Upward Revision to GDP and a rise in Home Sales Plus a Positive Outlook for Future Growth
Brief Review of the Economy: Press Release: US Leading Indicators. LEI for the US Increased in November CEI also Improving.
LEI
Three positive occurrences, today December 20, 2024. Future economic activity increased 0.3 in November for the first monthly gain since 2022, on strength in the stock market, decreasing unemployment claims, and improvement in building permits.
Conference Board Leading Economic Index® (LEI) for the US increased by 0.3% in November 2024 to 99.7 (2016=100), nearly reversing its 0.4% decline in October. Over the six-month period between May and November 2024, the LEI declined by 1.6%, slightly less than its 1.9% decline over the previous six months (November 2023 to May 2024).
“The US LEI rose in November for the first time since February 2022,” according to Justyna Zabinska-La Monica, Senior Manager, Business Cycle Indicators, at The Conference Board.
“A rebound in building permits, continued support from equities, improvement in average hours worked in manufacturing, and fewer initial unemployment claims boosted the LEI in November. It’s worth noting gains in building permits were not widespread geographically or by building type. They were mainly in the Northeast and Midwest, and on buildings with 5+ units rather than single-family dwellings.
CEI
The Conference Board Coincident Economic Index® (CEI) for the US improved by 0.1% in November 2024 to 113.0 (2016=100)—the same rate of growth as each month between July and October. As a result, the CEI increased by 0.6% in the six-month period ending November 2024, slightly higher than its 0.5% growth over the previous six-month period.

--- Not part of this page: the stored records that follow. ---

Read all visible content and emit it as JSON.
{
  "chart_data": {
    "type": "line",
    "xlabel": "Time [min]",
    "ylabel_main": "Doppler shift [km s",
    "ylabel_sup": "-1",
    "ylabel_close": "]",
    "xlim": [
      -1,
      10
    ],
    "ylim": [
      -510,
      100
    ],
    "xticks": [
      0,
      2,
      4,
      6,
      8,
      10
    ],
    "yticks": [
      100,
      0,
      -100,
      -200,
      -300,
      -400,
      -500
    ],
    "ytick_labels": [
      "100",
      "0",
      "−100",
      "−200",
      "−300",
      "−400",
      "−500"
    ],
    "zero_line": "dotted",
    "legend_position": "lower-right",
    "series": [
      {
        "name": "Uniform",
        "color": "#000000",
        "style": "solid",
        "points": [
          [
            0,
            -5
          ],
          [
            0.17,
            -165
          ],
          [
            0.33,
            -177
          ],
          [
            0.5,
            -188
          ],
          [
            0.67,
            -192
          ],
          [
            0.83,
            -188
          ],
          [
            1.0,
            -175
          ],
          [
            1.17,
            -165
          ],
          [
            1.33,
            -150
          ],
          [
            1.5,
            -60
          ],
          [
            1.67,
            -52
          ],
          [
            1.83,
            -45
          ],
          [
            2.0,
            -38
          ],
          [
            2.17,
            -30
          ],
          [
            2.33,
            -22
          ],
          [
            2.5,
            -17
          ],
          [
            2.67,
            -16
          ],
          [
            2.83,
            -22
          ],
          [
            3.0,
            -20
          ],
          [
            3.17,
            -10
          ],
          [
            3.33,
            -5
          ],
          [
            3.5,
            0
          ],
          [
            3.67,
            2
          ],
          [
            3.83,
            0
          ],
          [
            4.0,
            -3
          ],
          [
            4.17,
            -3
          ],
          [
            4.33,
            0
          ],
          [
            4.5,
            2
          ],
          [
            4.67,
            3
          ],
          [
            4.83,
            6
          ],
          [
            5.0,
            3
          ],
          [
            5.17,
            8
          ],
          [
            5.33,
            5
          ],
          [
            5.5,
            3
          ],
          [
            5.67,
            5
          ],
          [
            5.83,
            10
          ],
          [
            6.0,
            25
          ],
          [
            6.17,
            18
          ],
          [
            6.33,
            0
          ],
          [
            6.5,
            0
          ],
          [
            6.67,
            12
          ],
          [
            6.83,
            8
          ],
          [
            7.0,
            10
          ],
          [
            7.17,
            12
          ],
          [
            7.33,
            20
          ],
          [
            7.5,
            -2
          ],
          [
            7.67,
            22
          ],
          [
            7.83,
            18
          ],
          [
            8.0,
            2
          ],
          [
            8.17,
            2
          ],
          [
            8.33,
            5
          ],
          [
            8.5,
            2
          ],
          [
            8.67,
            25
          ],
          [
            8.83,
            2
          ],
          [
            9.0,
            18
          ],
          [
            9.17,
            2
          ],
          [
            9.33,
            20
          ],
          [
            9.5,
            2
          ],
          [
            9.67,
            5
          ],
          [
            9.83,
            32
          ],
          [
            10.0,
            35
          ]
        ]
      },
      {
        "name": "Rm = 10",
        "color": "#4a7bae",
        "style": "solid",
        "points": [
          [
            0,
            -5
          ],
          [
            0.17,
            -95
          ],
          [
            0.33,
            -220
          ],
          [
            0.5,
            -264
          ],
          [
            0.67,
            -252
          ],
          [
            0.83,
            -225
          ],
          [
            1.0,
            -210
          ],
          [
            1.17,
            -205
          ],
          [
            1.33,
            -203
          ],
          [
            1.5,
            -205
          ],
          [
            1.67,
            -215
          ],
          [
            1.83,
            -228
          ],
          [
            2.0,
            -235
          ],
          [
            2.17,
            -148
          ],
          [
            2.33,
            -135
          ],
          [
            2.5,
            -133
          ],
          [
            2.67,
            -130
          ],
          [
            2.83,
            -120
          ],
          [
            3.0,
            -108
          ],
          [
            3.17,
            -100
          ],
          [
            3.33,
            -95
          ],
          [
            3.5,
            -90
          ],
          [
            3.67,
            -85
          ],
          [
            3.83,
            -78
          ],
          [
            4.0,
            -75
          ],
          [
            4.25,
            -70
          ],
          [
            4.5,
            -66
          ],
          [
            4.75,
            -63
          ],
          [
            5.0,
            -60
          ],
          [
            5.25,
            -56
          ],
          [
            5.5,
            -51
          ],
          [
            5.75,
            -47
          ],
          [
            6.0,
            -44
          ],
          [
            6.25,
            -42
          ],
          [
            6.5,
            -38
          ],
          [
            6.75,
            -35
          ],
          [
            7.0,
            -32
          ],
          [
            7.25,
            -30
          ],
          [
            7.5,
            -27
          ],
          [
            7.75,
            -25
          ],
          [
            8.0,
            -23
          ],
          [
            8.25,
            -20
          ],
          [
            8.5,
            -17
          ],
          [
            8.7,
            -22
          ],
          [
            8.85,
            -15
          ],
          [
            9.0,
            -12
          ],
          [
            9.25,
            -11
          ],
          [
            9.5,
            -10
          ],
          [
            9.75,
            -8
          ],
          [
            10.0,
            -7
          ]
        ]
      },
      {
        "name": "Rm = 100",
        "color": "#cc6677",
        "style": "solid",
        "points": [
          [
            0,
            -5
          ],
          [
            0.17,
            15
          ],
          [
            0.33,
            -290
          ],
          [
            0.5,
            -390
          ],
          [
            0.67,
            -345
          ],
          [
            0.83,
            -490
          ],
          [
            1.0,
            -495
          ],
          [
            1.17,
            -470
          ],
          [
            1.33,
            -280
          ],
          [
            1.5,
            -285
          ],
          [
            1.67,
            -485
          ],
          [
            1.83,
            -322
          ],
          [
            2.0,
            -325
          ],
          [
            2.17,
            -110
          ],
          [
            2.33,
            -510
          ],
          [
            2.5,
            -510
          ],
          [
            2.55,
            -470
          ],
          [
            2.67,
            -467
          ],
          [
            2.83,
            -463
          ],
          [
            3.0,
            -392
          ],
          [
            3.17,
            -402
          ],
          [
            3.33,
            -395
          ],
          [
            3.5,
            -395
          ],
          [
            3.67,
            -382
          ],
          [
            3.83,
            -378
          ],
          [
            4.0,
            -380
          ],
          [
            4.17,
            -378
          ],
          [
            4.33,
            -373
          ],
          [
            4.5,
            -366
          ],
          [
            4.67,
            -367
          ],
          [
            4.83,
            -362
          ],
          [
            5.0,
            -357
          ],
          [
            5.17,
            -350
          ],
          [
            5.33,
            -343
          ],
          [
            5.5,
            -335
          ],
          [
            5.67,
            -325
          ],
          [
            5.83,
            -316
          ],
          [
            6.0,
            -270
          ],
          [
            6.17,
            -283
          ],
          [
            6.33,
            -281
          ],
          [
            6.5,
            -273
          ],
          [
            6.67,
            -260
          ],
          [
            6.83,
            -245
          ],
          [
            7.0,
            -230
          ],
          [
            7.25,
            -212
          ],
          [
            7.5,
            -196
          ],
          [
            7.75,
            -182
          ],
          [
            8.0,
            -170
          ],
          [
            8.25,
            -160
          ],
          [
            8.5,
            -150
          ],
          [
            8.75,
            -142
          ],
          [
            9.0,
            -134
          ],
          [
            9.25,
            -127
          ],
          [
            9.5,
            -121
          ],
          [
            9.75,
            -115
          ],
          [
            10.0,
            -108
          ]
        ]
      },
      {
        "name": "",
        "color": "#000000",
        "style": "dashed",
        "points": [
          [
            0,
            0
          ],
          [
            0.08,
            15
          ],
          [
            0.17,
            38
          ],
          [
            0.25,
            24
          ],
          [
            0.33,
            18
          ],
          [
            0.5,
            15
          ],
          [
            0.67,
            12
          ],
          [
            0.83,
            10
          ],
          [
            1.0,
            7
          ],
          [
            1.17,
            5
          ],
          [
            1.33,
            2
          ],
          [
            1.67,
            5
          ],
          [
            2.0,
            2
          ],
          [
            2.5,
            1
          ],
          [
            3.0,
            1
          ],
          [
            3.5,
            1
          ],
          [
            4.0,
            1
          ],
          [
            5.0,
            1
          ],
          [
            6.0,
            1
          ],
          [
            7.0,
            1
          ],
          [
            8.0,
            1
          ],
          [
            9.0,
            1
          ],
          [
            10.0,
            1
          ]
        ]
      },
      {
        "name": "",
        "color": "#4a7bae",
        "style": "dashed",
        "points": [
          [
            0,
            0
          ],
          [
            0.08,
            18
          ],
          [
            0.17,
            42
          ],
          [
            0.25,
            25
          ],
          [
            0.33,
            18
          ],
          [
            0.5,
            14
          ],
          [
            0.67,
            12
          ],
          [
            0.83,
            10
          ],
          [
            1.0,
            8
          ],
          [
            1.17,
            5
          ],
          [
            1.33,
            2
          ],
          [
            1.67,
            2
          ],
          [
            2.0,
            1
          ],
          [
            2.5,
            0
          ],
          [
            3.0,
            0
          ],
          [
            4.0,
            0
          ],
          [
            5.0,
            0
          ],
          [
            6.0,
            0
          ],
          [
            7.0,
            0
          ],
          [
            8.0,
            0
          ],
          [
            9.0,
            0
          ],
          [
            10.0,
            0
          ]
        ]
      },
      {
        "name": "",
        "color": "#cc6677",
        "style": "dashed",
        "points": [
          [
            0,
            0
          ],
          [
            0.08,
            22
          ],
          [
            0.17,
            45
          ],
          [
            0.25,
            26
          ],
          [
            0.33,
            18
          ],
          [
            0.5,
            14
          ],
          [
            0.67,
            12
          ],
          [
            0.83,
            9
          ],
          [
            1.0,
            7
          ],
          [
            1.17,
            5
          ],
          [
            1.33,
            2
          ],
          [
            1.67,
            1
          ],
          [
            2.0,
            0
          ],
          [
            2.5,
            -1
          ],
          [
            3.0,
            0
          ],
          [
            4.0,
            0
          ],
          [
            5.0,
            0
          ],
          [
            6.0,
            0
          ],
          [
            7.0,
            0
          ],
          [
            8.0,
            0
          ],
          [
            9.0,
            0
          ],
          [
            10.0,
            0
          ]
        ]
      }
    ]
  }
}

The CEI’s component indicators—payroll employment, personal income less transfer payments, manufacturing and trade sales, and industrial production—are included among the data used to determine recessions in the US. Personal income less transfer payments was the highest positive contributor to CEI, based on estimates for November, followed by payroll employment, and manufacturing and trade sales, all of which offset the third consecutive decline in industrial production.
But as we all know. it was the anticipation of the next administration taking control.